Between games rounds the team discussed reasons for failure and agreed new behavior, made changes to their processes and aligned their end-to-end decision making. They developed a priority mechanism to ensure effective use of scarce resources. At the end of the second month the CEO was happy and, business results were being achieved. What had changed? What had the team applied in terms of business and IT alignment that had made them successful? What could they take away and apply?

Key takeaways:

  • Communicate, communicate, communicate the business strategy in terms of V,O,C,R (Value, Outcomes, Costs, Risks).  All in IT must be aware of and understand this. IT decision making and investments must be aligned to strategic choices. The strategy needs to balance new innovation and growth with managing risks associated with IT, such as stability, availability and continuity.
  • SLM has an important role in ensuring the strategy is embedded in the organization through SLA’s aligned to V,O,C,R.   SLM has a critical role in translating the needs of both sides.
  • A service catalogue needs to be extended to include the service portfolio (planned new business IT functionality and related services) and must cover all process areas (such as business capacity, strategic to operational changes and decision making authorities, as well as support processes), The SLA’s must also ensure business roles, responsibilities are also clearly part of the agreements. E.g decision making authority in change board, input to impact assessments, input to business case).
  • IT governance mechanisms are needed to ensure the business is aware of its role and responsibility and mechanisms ensure these are embedded in the organization. These need to include internal business agreements. Aligning strategic IT related decision making to business unit responsibilities and authorities.
  • Business must quantify and share requirements and reporting needs with IT. Reporting needs to be defined together. IT reports must be in terms the business understands in relation to V,O,C,R and must facilitate effective decision making, prioritization and resource planning.
  • Everybody in IT must understand how IT (and their own role!) contributes to the business strategy. Personal ownership and responsibility for this need to be embedded in the culture. This requires a focused management role in changing IT attitudes, behavior and culture.
  • All IT process managers must learn to make business cases for their investments. IT finance department should help IT make business cases.
  • Problem management is a crucial role in managing business risks, especially when fast, agile changes are part of the strategy. Problem management needs to have a better understanding of the strategy, V,OC,R and able to make effective business cases.

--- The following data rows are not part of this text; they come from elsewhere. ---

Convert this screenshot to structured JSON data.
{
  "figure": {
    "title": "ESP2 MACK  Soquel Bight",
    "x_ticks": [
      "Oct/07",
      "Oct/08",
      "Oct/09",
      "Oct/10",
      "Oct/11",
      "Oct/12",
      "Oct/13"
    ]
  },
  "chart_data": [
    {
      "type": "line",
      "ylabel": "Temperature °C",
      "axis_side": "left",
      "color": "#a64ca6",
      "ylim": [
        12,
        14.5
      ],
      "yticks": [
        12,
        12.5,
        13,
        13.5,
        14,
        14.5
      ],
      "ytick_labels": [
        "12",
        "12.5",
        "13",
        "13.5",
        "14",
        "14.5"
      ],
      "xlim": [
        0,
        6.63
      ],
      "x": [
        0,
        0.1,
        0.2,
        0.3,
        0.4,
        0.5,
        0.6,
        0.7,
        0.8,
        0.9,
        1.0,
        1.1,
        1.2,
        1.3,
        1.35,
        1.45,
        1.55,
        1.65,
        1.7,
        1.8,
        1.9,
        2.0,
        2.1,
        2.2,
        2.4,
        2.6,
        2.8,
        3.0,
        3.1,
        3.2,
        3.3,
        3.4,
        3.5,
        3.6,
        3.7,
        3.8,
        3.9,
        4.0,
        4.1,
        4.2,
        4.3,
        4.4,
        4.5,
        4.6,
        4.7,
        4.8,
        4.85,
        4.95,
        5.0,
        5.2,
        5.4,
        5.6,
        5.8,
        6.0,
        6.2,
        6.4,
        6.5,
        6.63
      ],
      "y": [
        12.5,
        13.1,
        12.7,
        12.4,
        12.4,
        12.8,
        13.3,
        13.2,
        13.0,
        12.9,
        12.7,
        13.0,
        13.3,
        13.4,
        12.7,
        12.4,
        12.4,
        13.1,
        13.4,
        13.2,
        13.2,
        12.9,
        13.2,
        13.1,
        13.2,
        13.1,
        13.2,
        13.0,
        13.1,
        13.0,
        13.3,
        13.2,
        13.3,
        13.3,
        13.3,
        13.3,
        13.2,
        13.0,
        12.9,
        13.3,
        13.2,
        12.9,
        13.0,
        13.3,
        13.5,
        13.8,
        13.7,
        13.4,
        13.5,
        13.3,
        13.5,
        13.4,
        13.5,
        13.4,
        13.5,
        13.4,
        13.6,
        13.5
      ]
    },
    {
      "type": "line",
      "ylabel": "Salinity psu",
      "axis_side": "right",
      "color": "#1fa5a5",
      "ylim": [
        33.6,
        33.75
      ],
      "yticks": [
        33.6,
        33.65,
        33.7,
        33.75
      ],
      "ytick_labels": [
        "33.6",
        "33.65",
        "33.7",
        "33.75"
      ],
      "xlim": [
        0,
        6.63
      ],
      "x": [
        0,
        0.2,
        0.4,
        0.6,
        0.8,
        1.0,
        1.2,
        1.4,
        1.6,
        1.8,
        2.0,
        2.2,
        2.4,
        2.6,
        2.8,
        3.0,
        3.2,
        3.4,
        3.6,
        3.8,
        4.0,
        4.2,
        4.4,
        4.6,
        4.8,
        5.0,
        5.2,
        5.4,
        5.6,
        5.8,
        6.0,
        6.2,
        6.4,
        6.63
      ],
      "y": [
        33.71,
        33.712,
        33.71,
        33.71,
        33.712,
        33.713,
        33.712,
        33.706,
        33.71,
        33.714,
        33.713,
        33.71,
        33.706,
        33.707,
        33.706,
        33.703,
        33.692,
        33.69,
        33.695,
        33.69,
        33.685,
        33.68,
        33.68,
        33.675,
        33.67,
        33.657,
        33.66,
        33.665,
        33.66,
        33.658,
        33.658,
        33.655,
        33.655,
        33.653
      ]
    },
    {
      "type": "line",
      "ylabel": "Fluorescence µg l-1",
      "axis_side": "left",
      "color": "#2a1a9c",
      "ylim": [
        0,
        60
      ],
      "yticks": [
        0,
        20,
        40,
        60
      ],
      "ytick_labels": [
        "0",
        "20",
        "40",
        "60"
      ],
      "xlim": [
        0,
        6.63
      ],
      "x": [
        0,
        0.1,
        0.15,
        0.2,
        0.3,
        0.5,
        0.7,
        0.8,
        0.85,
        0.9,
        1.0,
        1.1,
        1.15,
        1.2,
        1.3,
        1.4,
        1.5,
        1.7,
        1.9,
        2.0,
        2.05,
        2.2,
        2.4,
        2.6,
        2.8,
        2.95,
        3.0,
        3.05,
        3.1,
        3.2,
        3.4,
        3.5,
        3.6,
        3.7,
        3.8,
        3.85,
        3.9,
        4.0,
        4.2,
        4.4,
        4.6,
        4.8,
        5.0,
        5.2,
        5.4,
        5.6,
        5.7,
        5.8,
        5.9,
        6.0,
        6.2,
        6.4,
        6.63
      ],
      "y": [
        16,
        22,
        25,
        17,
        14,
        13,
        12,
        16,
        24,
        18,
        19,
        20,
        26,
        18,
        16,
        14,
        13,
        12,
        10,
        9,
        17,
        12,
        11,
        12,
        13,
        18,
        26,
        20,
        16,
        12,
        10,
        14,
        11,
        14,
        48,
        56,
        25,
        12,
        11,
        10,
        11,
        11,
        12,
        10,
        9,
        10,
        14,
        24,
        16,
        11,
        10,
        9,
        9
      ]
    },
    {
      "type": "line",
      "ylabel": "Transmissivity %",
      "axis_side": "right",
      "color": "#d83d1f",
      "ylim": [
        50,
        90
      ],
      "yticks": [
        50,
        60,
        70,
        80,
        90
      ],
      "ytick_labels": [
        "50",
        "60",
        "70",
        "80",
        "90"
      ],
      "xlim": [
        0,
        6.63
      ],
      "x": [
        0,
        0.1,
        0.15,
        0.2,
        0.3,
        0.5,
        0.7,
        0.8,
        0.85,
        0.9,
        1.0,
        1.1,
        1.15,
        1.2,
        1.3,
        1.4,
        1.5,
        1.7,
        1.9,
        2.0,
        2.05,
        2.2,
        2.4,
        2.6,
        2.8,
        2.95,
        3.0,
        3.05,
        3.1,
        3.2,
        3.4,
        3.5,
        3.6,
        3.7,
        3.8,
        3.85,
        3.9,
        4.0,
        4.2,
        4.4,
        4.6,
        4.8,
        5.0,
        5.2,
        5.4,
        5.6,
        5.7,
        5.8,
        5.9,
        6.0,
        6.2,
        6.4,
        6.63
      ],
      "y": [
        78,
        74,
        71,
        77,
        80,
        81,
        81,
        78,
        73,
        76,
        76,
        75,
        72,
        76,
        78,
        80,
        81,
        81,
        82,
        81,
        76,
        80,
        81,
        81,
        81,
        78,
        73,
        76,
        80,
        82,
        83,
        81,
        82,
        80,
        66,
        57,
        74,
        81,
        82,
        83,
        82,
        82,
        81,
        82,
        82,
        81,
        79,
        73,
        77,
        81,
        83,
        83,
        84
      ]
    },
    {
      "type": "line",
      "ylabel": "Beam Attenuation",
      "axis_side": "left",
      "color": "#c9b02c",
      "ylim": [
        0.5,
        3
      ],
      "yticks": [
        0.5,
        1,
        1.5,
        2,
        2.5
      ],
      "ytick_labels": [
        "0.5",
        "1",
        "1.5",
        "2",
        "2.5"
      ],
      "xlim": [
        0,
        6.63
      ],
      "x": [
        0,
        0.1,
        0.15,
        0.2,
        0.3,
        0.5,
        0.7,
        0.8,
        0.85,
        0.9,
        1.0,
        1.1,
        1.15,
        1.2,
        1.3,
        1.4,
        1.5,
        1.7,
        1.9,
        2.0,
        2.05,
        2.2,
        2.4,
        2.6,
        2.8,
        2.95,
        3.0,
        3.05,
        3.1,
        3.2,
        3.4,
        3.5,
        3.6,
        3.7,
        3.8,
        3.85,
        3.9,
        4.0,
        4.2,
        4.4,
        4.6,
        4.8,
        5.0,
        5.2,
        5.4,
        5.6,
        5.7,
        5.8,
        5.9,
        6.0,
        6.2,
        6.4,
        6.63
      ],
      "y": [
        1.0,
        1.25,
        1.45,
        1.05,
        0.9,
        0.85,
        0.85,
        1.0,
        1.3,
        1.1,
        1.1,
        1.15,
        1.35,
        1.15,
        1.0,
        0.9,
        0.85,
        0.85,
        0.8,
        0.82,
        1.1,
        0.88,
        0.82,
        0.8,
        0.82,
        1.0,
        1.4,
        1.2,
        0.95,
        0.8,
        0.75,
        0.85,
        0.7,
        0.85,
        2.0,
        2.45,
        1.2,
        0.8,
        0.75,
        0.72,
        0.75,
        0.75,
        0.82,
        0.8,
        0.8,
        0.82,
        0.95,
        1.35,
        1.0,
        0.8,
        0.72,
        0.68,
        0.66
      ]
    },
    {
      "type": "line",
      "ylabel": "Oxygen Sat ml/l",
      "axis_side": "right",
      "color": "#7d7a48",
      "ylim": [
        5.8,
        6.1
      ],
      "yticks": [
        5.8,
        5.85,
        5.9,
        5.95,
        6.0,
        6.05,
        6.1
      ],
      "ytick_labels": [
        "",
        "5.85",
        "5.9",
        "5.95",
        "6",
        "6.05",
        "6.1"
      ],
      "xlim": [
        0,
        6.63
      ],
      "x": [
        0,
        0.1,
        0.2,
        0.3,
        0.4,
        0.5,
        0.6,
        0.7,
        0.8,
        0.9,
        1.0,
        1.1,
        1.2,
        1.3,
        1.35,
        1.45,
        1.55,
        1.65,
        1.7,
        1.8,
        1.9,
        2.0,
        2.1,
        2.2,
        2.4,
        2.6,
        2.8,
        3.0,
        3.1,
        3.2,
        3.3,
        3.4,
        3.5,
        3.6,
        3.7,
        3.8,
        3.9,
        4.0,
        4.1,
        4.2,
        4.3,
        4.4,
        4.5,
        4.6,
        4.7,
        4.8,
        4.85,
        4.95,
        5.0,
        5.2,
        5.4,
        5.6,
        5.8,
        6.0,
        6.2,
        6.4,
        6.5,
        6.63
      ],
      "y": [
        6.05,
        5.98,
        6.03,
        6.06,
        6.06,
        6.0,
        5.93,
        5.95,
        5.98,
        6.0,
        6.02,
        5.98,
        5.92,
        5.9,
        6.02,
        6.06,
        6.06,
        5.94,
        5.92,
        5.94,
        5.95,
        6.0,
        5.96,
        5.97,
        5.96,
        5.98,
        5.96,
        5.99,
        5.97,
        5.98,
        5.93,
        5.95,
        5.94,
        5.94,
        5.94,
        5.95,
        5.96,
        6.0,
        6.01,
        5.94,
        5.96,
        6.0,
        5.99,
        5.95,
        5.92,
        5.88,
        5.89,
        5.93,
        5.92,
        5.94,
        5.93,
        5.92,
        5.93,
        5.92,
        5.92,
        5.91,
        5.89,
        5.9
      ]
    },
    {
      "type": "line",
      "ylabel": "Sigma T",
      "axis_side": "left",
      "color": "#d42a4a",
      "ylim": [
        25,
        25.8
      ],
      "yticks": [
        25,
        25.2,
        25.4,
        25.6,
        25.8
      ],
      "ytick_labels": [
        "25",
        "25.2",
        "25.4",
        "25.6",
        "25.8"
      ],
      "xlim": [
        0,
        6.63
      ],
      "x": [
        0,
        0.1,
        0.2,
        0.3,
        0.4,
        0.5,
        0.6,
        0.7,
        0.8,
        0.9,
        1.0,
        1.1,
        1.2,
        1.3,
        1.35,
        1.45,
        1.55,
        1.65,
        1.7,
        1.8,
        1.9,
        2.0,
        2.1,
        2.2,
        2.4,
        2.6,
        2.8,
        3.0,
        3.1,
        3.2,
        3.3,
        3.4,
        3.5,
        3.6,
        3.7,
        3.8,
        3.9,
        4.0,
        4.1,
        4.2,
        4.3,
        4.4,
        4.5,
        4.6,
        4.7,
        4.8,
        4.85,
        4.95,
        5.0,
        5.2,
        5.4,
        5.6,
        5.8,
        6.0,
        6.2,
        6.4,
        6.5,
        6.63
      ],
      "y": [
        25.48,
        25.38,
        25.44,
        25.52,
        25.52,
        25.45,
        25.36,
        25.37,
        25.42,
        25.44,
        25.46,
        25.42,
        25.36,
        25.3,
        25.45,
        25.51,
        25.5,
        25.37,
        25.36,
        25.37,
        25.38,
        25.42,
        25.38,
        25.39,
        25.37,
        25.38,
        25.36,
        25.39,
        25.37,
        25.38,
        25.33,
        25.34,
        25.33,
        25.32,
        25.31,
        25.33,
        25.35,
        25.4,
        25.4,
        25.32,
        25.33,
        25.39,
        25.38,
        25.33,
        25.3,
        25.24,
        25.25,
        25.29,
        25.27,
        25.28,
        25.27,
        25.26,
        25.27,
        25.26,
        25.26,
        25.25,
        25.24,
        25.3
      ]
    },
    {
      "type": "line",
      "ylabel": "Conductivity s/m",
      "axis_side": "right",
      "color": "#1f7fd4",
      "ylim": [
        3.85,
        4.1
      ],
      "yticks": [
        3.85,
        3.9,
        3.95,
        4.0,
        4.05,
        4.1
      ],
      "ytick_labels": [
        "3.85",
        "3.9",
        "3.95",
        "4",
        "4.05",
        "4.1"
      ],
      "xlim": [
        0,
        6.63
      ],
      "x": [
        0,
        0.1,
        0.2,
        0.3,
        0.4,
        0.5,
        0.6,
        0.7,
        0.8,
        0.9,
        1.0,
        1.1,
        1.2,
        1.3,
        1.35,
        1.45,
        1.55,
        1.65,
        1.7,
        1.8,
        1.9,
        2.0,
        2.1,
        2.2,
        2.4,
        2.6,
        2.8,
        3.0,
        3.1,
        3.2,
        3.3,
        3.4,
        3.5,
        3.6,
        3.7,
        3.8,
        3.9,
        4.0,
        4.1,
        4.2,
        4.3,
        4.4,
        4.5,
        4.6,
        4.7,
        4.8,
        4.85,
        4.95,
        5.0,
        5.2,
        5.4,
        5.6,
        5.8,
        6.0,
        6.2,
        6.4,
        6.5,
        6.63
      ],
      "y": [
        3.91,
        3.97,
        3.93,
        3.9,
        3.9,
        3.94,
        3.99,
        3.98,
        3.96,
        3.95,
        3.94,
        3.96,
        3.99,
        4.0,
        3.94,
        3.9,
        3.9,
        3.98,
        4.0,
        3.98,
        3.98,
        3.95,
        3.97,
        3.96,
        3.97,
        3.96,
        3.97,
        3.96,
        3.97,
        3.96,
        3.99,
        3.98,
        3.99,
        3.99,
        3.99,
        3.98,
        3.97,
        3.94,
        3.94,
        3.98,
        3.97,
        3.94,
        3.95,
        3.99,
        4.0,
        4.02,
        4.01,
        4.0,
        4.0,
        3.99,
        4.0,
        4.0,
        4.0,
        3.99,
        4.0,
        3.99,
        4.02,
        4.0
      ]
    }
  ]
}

See global results of Business & IT alignment survey events

At the end of the day delegates gained new insights into measures they could take away and at the same time they had experienced how a business simulation can be used to bring Business & IT together to the same table to confront each other on desirable and undesirable behavior, facilitate dialogue and work towards a better understanding, shared views and agreed improvement actions. Binging Business & IT alignment a step closer to reality. I am sure EVG will be organizing new cafe events to go deeper into the pragmatic and practical solutions to the BITA issues discovered.